Design a context management strategy for a team of three developers who are all using AI coding assistants to work on the same project simultaneously. Address: - How to keep AI conversations consistent across team members - Shared priming templates and conventions - Handling merge conflicts that arise from AI-generated code - Knowledge sharing between team members' AI conversations - Project-level context files that evolve over time

Exercise 28: Model Comparison Analysis

Design an experiment to compare context management strategies across two different AI coding tools (for example, Claude Code and Cursor). Define: - A standardized coding task that takes 15-20 turns - Three different context management strategies to test - Metrics for measuring output quality, consistency, and efficiency - A rubric for evaluating the results - Write up expected hypotheses and how you would analyze the results

Exercise 29: Context Window Evolution

Current context windows range from 32K to over 1M tokens. Write an analysis (500-1,000 words) exploring: - How would context management strategies change if windows were 10M tokens? - Would context management still matter? Why or why not? - What new strategies would become possible? - What new problems might emerge? - How would the "conversation as data structure" model need to evolve?

Exercise 30: Build a Context Management Dashboard

Design and implement (or design in detail) a web-based dashboard that visualizes a vibe coding session's context usage in real time.
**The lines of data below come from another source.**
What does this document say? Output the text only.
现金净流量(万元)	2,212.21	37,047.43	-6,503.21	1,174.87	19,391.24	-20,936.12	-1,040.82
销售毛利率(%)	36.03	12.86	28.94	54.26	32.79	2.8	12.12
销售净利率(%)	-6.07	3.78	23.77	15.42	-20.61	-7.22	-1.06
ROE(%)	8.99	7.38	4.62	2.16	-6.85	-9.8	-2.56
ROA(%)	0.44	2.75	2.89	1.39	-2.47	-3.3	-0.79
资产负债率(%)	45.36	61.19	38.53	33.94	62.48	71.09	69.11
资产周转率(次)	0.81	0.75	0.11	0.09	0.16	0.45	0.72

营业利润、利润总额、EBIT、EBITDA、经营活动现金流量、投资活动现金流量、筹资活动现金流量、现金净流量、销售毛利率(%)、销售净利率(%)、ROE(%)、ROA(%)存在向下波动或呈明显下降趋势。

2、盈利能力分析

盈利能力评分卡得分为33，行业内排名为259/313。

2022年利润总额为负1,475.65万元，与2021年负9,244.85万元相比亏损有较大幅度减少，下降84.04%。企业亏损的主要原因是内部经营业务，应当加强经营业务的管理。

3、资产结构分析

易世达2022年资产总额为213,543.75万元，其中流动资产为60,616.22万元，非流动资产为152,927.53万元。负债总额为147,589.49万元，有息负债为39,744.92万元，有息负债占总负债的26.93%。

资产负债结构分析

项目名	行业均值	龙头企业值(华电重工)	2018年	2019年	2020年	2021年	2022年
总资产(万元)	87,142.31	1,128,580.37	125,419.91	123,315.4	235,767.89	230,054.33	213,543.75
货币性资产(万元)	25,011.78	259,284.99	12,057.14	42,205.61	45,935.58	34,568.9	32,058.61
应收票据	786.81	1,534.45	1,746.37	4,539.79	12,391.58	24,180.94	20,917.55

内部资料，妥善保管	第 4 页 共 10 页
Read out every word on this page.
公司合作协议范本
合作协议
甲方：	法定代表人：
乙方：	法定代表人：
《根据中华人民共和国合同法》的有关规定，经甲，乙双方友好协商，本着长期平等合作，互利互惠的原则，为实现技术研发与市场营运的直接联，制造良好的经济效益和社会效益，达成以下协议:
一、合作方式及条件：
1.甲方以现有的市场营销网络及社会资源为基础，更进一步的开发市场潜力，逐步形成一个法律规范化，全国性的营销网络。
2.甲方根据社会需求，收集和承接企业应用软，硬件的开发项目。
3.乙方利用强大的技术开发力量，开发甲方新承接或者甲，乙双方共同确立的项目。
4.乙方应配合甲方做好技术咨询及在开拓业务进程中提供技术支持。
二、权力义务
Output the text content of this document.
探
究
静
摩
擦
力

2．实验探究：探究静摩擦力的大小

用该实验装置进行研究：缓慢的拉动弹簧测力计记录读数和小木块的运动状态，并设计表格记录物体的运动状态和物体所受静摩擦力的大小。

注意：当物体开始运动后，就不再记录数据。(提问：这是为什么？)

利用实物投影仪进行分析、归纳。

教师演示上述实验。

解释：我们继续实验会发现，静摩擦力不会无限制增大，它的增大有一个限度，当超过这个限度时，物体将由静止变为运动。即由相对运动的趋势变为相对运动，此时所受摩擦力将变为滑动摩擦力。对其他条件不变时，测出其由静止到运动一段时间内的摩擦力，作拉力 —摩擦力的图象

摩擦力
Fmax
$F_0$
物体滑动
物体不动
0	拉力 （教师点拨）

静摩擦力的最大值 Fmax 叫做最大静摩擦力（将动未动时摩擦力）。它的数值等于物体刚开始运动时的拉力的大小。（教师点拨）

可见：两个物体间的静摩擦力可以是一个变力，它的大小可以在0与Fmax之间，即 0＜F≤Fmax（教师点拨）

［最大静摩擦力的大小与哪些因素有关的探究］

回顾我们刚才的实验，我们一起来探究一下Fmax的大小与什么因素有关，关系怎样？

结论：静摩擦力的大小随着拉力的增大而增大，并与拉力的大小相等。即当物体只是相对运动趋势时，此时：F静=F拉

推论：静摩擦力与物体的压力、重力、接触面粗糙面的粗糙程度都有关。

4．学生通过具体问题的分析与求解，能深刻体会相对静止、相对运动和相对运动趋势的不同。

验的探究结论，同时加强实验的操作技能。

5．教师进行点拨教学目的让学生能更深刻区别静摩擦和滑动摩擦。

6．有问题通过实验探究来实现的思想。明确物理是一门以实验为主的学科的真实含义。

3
The dashboard should show: - Total tokens used vs. available - Token breakdown by category (system prompt, file context, conversation history, current message) - A timeline of context usage over the conversation - Alerts when context usage crosses thresholds (50%, 75%, 90%) - Recommendations for context optimization - Integration points with at least one AI coding tool

Provide the architecture, key components, and implementation plan. If implementing, build the frontend visualization with any charting library of your choice.